The president used Iran’s ambitions for increased global power as one argument for why failure in Iraq would cause the region to fall apart and the world to become more dangerous.
He accused Iran’s leadership of trying to destabilize Iraq, saying, “I have authorized our military commanders in Iraq to confront Tehran’s murderous activities.” And he said that a precipitous U.S. departure from Iraq would lead Tehran to “conclude that we were weak,” accelerate its alleged pursuit of nuclear weapons and touch off an atomic arms race in the already volatile Middle East.
“Iran’s actions threaten the security of nations everywhere,” Bush said.
Former Reno city councilwoman Judy Herman was among the approximately 75 demonstrators who gathered outside the convention center. She said she was there “to make sure that President Bush understands the U.S. must get out of Iraq and we don’t want to go to Iran.”
The sentiment was different inside the hall.
“We have a lot of congressmen who want to go and pull out” of Iraq, said Dave Bode, a Vietnam veteran from Nicollat, Minn. “They’d better sit back and understand they are free over here and if they were in another country they wouldn’t be.”
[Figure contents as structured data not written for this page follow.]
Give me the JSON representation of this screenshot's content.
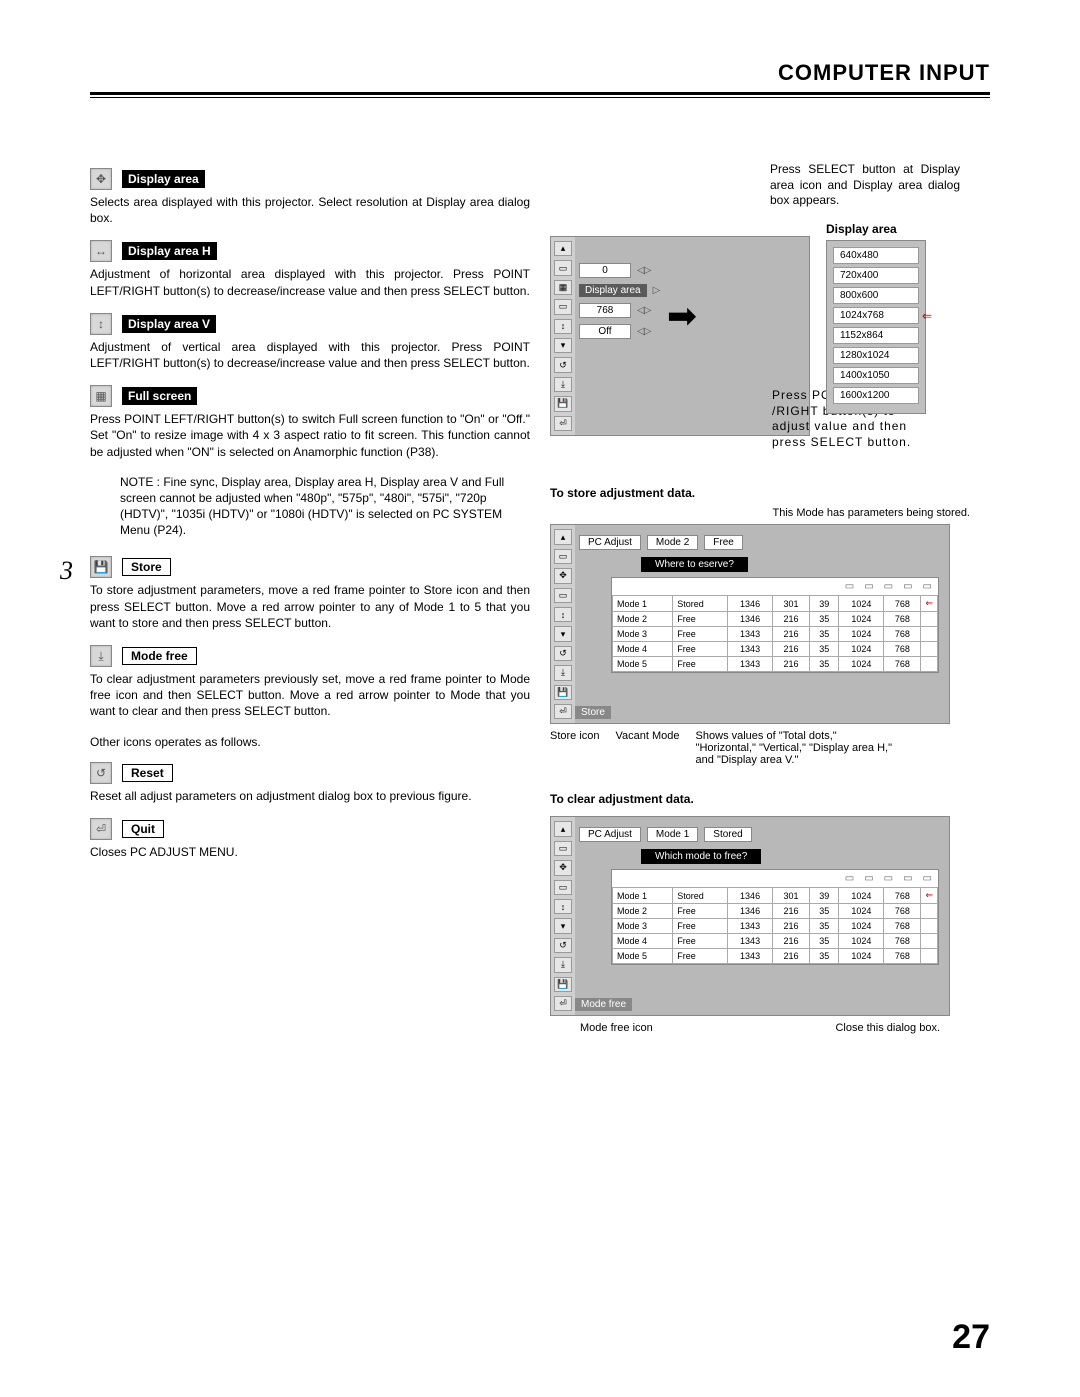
{
  "header": {
    "title": "COMPUTER INPUT"
  },
  "page_number": "27",
  "left": {
    "display_area": {
      "label": "Display area",
      "text": "Selects area displayed with this projector. Select resolution at Display area dialog box."
    },
    "display_area_h": {
      "label": "Display area H",
      "text": "Adjustment of horizontal area displayed with this projector.  Press POINT LEFT/RIGHT button(s) to decrease/increase value and then press SELECT button."
    },
    "display_area_v": {
      "label": "Display area V",
      "text": "Adjustment of vertical area displayed with this projector.  Press POINT LEFT/RIGHT button(s) to decrease/increase value and then press SELECT button."
    },
    "full_screen": {
      "label": "Full screen",
      "text": "Press POINT LEFT/RIGHT button(s) to switch Full screen function to \"On\" or \"Off.\"  Set \"On\" to resize image with 4 x 3 aspect ratio to fit screen. This function cannot be adjusted when \"ON\" is selected on Anamorphic function (P38)."
    },
    "note": "NOTE : Fine sync, Display area, Display area H, Display area V and Full screen cannot be adjusted when \"480p\", \"575p\", \"480i\", \"575i\", \"720p (HDTV)\", \"1035i (HDTV)\" or \"1080i (HDTV)\" is selected on PC SYSTEM Menu (P24).",
    "step_number": "3",
    "store": {
      "label": "Store",
      "text": "To store adjustment parameters, move a red frame pointer to Store icon and then press SELECT button.  Move a red arrow pointer to any of Mode 1 to 5 that you want to store and then press SELECT button."
    },
    "mode_free": {
      "label": "Mode free",
      "text": "To clear adjustment parameters previously set, move a red frame pointer to Mode free icon and then SELECT button.  Move a red arrow pointer to Mode that you want to clear and then press SELECT button."
    },
    "other_icons": "Other icons operates as follows.",
    "reset": {
      "label": "Reset",
      "text": "Reset all adjust parameters on adjustment dialog box to previous figure."
    },
    "quit": {
      "label": "Quit",
      "text": "Closes PC ADJUST MENU."
    }
  },
  "right": {
    "top": {
      "caption": "Press SELECT button at Display area icon and Display area dialog box appears.",
      "list_title": "Display area",
      "shot1": {
        "value_0": "0",
        "display_area": "Display area",
        "value_768": "768",
        "value_off": "Off"
      },
      "resolutions": [
        "640x480",
        "720x400",
        "800x600",
        "1024x768",
        "1152x864",
        "1280x1024",
        "1400x1050",
        "1600x1200"
      ],
      "caption2": "Press POINT LEFT /RIGHT button(s) to adjust value and then press SELECT button."
    },
    "store": {
      "heading": "To store adjustment data.",
      "caption_top": "This Mode has parameters being stored.",
      "header_left": "PC Adjust",
      "header_mode": "Mode 2",
      "header_free": "Free",
      "dialog_title": "Where to  eserve?",
      "rows": [
        [
          "Mode 1",
          "Stored",
          "1346",
          "301",
          "39",
          "1024",
          "768"
        ],
        [
          "Mode 2",
          "Free",
          "1346",
          "216",
          "35",
          "1024",
          "768"
        ],
        [
          "Mode 3",
          "Free",
          "1343",
          "216",
          "35",
          "1024",
          "768"
        ],
        [
          "Mode 4",
          "Free",
          "1343",
          "216",
          "35",
          "1024",
          "768"
        ],
        [
          "Mode 5",
          "Free",
          "1343",
          "216",
          "35",
          "1024",
          "768"
        ]
      ],
      "footer_label": "Store",
      "callouts": {
        "a": "Store icon",
        "b": "Vacant Mode",
        "c": "Shows values of \"Total dots,\" \"Horizontal,\" \"Vertical,\" \"Display area H,\" and \"Display area V.\""
      }
    },
    "clear": {
      "heading": "To clear adjustment data.",
      "header_left": "PC Adjust",
      "header_mode": "Mode 1",
      "header_free": "Stored",
      "dialog_title": "Which mode to free?",
      "rows": [
        [
          "Mode 1",
          "Stored",
          "1346",
          "301",
          "39",
          "1024",
          "768"
        ],
        [
          "Mode 2",
          "Free",
          "1346",
          "216",
          "35",
          "1024",
          "768"
        ],
        [
          "Mode 3",
          "Free",
          "1343",
          "216",
          "35",
          "1024",
          "768"
        ],
        [
          "Mode 4",
          "Free",
          "1343",
          "216",
          "35",
          "1024",
          "768"
        ],
        [
          "Mode 5",
          "Free",
          "1343",
          "216",
          "35",
          "1024",
          "768"
        ]
      ],
      "footer_label": "Mode free",
      "callouts": {
        "a": "Mode free icon",
        "b": "Close this dialog box."
      }
    }
  }
}
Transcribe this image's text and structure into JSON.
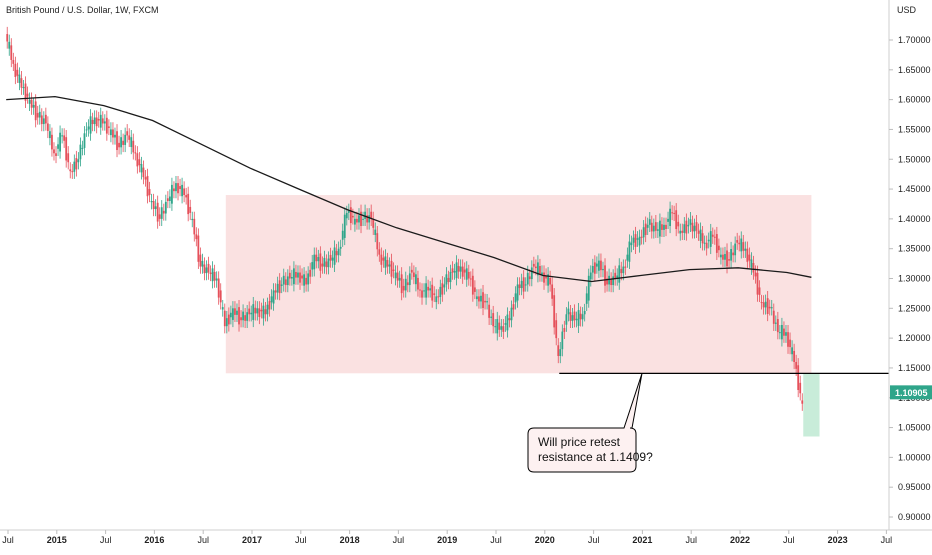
{
  "header": {
    "symbol_title": "British Pound / U.S. Dollar, 1W, FXCM"
  },
  "colors": {
    "up": "#2fa58a",
    "down": "#e5505a",
    "ma": "#1a1a1a",
    "range_box": "#f9dcdc",
    "target_box": "#c8ecd9",
    "price_badge": "#2fa58a"
  },
  "chart_data": {
    "type": "line",
    "title": "British Pound / U.S. Dollar, 1W, FXCM",
    "ylabel": "USD",
    "ylim": [
      0.88,
      1.745
    ],
    "y_ticks": [
      "1.70000",
      "1.65000",
      "1.60000",
      "1.55000",
      "1.50000",
      "1.45000",
      "1.40000",
      "1.35000",
      "1.30000",
      "1.25000",
      "1.20000",
      "1.15000",
      "1.10000",
      "1.05000",
      "1.00000",
      "0.95000",
      "0.90000"
    ],
    "x_ticks": [
      "Jul",
      "2015",
      "Jul",
      "2016",
      "Jul",
      "2017",
      "Jul",
      "2018",
      "Jul",
      "2019",
      "Jul",
      "2020",
      "Jul",
      "2021",
      "Jul",
      "2022",
      "Jul",
      "2023",
      "Jul"
    ],
    "last_price": "1.10905",
    "series": [
      {
        "kind": "price",
        "x": [
          "2014-07",
          "2014-08",
          "2014-09",
          "2014-10",
          "2014-11",
          "2014-12",
          "2015-01",
          "2015-02",
          "2015-03",
          "2015-04",
          "2015-05",
          "2015-06",
          "2015-07",
          "2015-08",
          "2015-09",
          "2015-10",
          "2015-11",
          "2015-12",
          "2016-01",
          "2016-02",
          "2016-03",
          "2016-04",
          "2016-05",
          "2016-06",
          "2016-07",
          "2016-08",
          "2016-09",
          "2016-10",
          "2016-11",
          "2016-12",
          "2017-01",
          "2017-02",
          "2017-03",
          "2017-04",
          "2017-05",
          "2017-06",
          "2017-07",
          "2017-08",
          "2017-09",
          "2017-10",
          "2017-11",
          "2017-12",
          "2018-01",
          "2018-02",
          "2018-03",
          "2018-04",
          "2018-05",
          "2018-06",
          "2018-07",
          "2018-08",
          "2018-09",
          "2018-10",
          "2018-11",
          "2018-12",
          "2019-01",
          "2019-02",
          "2019-03",
          "2019-04",
          "2019-05",
          "2019-06",
          "2019-07",
          "2019-08",
          "2019-09",
          "2019-10",
          "2019-11",
          "2019-12",
          "2020-01",
          "2020-02",
          "2020-03",
          "2020-04",
          "2020-05",
          "2020-06",
          "2020-07",
          "2020-08",
          "2020-09",
          "2020-10",
          "2020-11",
          "2020-12",
          "2021-01",
          "2021-02",
          "2021-03",
          "2021-04",
          "2021-05",
          "2021-06",
          "2021-07",
          "2021-08",
          "2021-09",
          "2021-10",
          "2021-11",
          "2021-12",
          "2022-01",
          "2022-02",
          "2022-03",
          "2022-04",
          "2022-05",
          "2022-06",
          "2022-07",
          "2022-08",
          "2022-09"
        ],
        "values": [
          1.71,
          1.66,
          1.62,
          1.6,
          1.57,
          1.56,
          1.51,
          1.54,
          1.48,
          1.5,
          1.55,
          1.57,
          1.56,
          1.55,
          1.52,
          1.54,
          1.51,
          1.47,
          1.43,
          1.4,
          1.43,
          1.46,
          1.44,
          1.4,
          1.32,
          1.31,
          1.3,
          1.22,
          1.25,
          1.23,
          1.24,
          1.25,
          1.24,
          1.28,
          1.29,
          1.3,
          1.31,
          1.29,
          1.34,
          1.32,
          1.33,
          1.35,
          1.41,
          1.4,
          1.4,
          1.4,
          1.34,
          1.32,
          1.31,
          1.28,
          1.31,
          1.28,
          1.28,
          1.27,
          1.29,
          1.31,
          1.32,
          1.3,
          1.27,
          1.26,
          1.22,
          1.22,
          1.23,
          1.29,
          1.29,
          1.32,
          1.31,
          1.29,
          1.17,
          1.24,
          1.23,
          1.24,
          1.31,
          1.33,
          1.29,
          1.3,
          1.32,
          1.36,
          1.37,
          1.39,
          1.38,
          1.39,
          1.41,
          1.38,
          1.39,
          1.38,
          1.36,
          1.37,
          1.34,
          1.33,
          1.36,
          1.35,
          1.31,
          1.26,
          1.25,
          1.21,
          1.21,
          1.16,
          1.09
        ]
      },
      {
        "kind": "moving_average",
        "x": [
          "2014-07",
          "2015-01",
          "2015-07",
          "2016-01",
          "2016-07",
          "2017-01",
          "2017-07",
          "2018-01",
          "2018-07",
          "2019-01",
          "2019-07",
          "2020-01",
          "2020-07",
          "2021-01",
          "2021-07",
          "2022-01",
          "2022-07",
          "2022-10"
        ],
        "values": [
          1.6,
          1.605,
          1.59,
          1.565,
          1.525,
          1.485,
          1.45,
          1.415,
          1.385,
          1.36,
          1.335,
          1.305,
          1.295,
          1.305,
          1.315,
          1.318,
          1.31,
          1.302
        ]
      }
    ],
    "annotations": {
      "range_box": {
        "x_start": "2016-10",
        "x_end": "2022-10",
        "y_low": 1.141,
        "y_high": 1.44
      },
      "resistance_line": {
        "x_start": "2020-03",
        "y": 1.1409
      },
      "target_box": {
        "x_start": "2022-09",
        "x_end": "2022-11",
        "y_low": 1.035,
        "y_high": 1.141
      },
      "callout": {
        "line1": "Will price retest",
        "line2": "resistance at 1.1409?"
      }
    }
  }
}
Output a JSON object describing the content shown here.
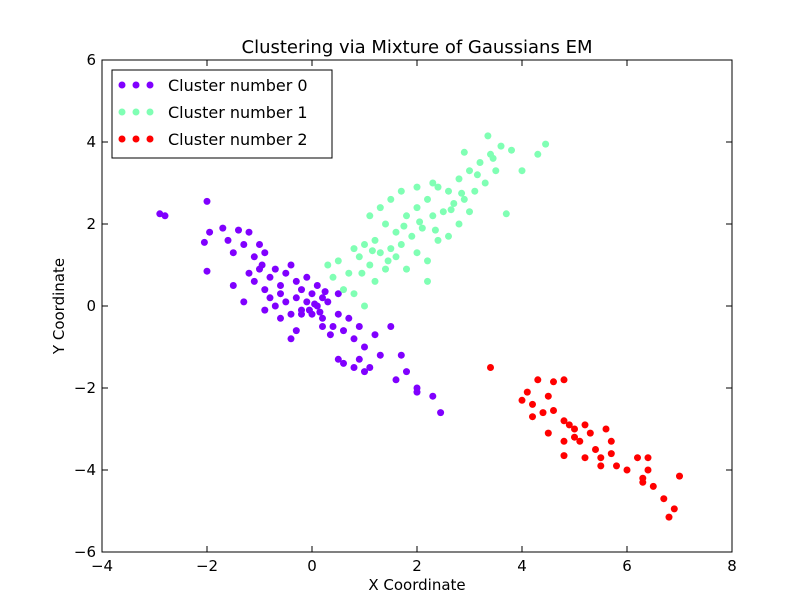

At least 3,728 military members have died in the more than four-year-old war in Iraq. After his remarks, Bush met privately with the families of 12 military personnel killed in Iraq and Afghanistan.
Later Tuesday, the president was flying to New Orleans, where he was having dinner with cultural leaders. He was commemorating the second anniversary of Hurricane Katrina’s strike there and on the Mississippi Gulf Coast on Wednesday before returning to Washington.